On November 23, 2013 the White House announced the outlines of a six-month deal reached between Iran and the five permanent members of the UN Security Council and Germany (“P5+1”) intended to curb certain aspects of the Iranian nuclear program in exchange for limited sanctions relief. This diplomatic track opens some very narrow, near-term economic opportunities for companies currently subject to US and EU sanctions. Along with opportunity, however, come the challenges of ensuring continued compliance with the remaining prohibitions and the risk that the suspended measures could be re-imposed should Iran fail to follow through on its commitments.
The initial six-month step encompasses three prongs to address Iran’s nuclear program:
- Halting and rolling back some elements of Iran’s nuclear program, including the enrichment of uranium over 5 percent, eliminating stockpiles near 20 percent, and freezing further advances in the construction of the Arak reactor.
- Building up additional transparency and intrusive monitoring of Iran’s nuclear program by the International Atomic Energy Agency (IAEA), including review of surveillance camera footage, access to facilities, and improved information access.
- Establishment of verification mechanisms by the IAEA and a Joint Commission to be established by the P5+1 and Iran.
In return, the P5+1 have committed to providing limited, temporary, targeted, and reversible relief while maintaining most of the existing sanctions, including those directed at Iran’s oil, finance, and banking sectors. Specifically, the P5+1 have committed to:
- Suspend certain sanctions on gold and precious metals, Iran’s automotive sector, and Iran’s petrochemical exports, potentially providing Iran approximately $1.5 billion in revenue.
- Suspend plans to impose new nuclear-related sanctions during the initial six-month period, if Iran abides by its commitments under this deal, to the extent permissible within each country’s political systems.
- License aircraft safety-related parts, repairs and inspections inside Iran for certain Iranian airlines.
- Allow purchases of Iranian oil to remain at their currently reduced levels - levels that are 60% less than two years ago. $4.2 billion from these sales will be allowed to be transferred in installments if, and as, Iran fulfills its commitments. The level of Iranian crude oil sales, however, may not increase in the initial six-month period.
- Allow $400 million in governmental tuition assistance to be transferred from restricted Iranian funds directly to recognized educational institutions in third countries to defray the tuition costs of Iranian students.
The vast majority of United States-based Iranian sanctions (including those implemented under the Comprehensive Iran Sanctions, Accountability, and Divestment Act of 2010 and the Iran Threat Reduction and Syria Human Rights Act of 2012) will continue to exist and be enforced, with relief limited only to the above enumerated items.

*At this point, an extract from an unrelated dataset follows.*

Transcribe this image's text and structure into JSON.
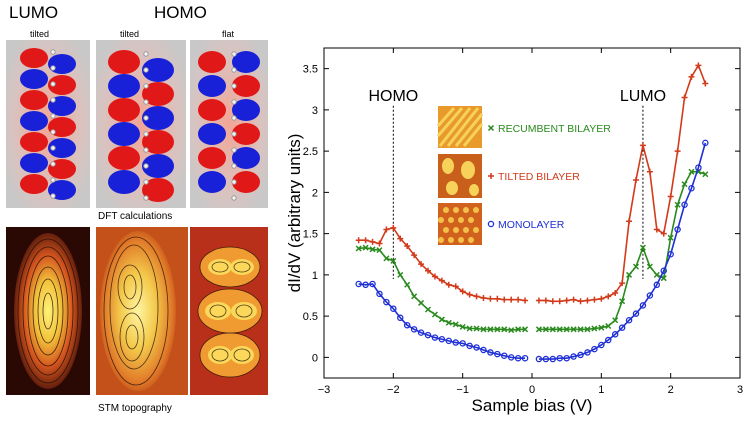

From an EU perspective, the European Commission views the achievement of the E3/EU+3 nuclear talks in Geneva and the mutually-agreed long-term comprehensive solution initiated by the Joint Plan of Action as a testimony of the European Union’s attachment to regional and global stability.
In order to ease the EU sanctions on Iran, the EU must adopt a Decision under the Common Foreign and Security Policy and amend Regulation 267/2012. A meeting between the EU foreign ministers has been scheduled in the following weeks to discuss the details, and the French Foreign Minister Laurent Fabius has declared that a partial lifting of the economic sanctions could be expected in December 2013 or January 2014. Similar to the U.S., it is assumed that the relaxation of the sanctions will be done in a limited, targeted and reversible manner. It has been indicated that the EU intends to raise threshold amount for payments to and from Iran that do not require prior authorization, which will ease legitimate dealings with Iran.
The nature and success of diplomatic engagement to date with Iran has been erratic and typically difficult to implement. The likelihood of reversals remains high, and pressure, particularly within the United States Congress, for a swift re-imposition of sanctions will remain strong. Companies subject to U.S. and EU sanctions, who may be interested in pursuing opportunities in Iran for activities that may be permissible under the proposed suspension measures, should proceed cautiously and with contingency plans to swiftly curtail these activities in the event that this diplomatic track stumbles or fails.